During her difficult childhood, Esther Newton recalls that she “became an anti-girl, a girl refusenik, caught between genders,” and that her “child body was a strong and capable instrument stuffed into the word ‘girl.’” Later, in early adulthood, as she was on her way to becoming a trailblazing figure in gay and lesbian studies, she “had already chosen higher education over the strongest passion in my life, my love for women, because the two seemed incompatible.”

In My Butch Career Newton tells the compelling, disarming, and at times sexy story of her struggle to write, teach, and find love, all while coming to terms with her identity during a particularly intense time of homophobic persecution in the twentieth century.

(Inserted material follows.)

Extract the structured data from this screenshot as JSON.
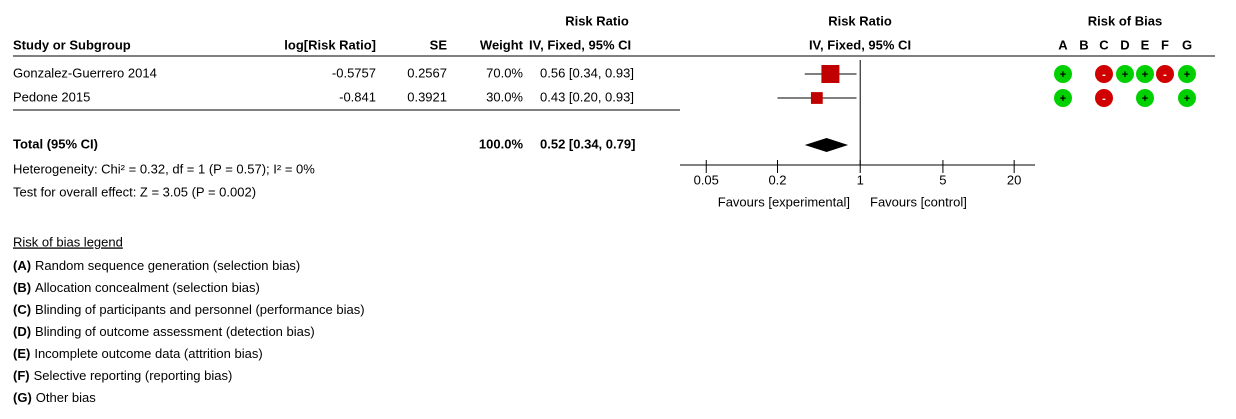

Affecting and immediate, My Butch Career is a story of a gender outlaw in the making, an invaluable account of a beloved and influential figure in LGBT history, and a powerful reminder of only how recently it has been possible to be an openly queer academic.

SPEAKER BIO:  

Esther Newton, one of the pioneers of gay and lesbian studies, is formerly Term Professor of Women's Studies at the University of Michigan and Professor of Anthropology at Purchase College, State University of New York. She is the author of several books, including Margaret Mead Made Me Gay: Personal Essays, Public Ideas and Cherry Grove, Fire Island: Sixty Years in America's First Gay and Lesbian Town, as well as the groundbreaking Mother Camp: Female Impersonators in America.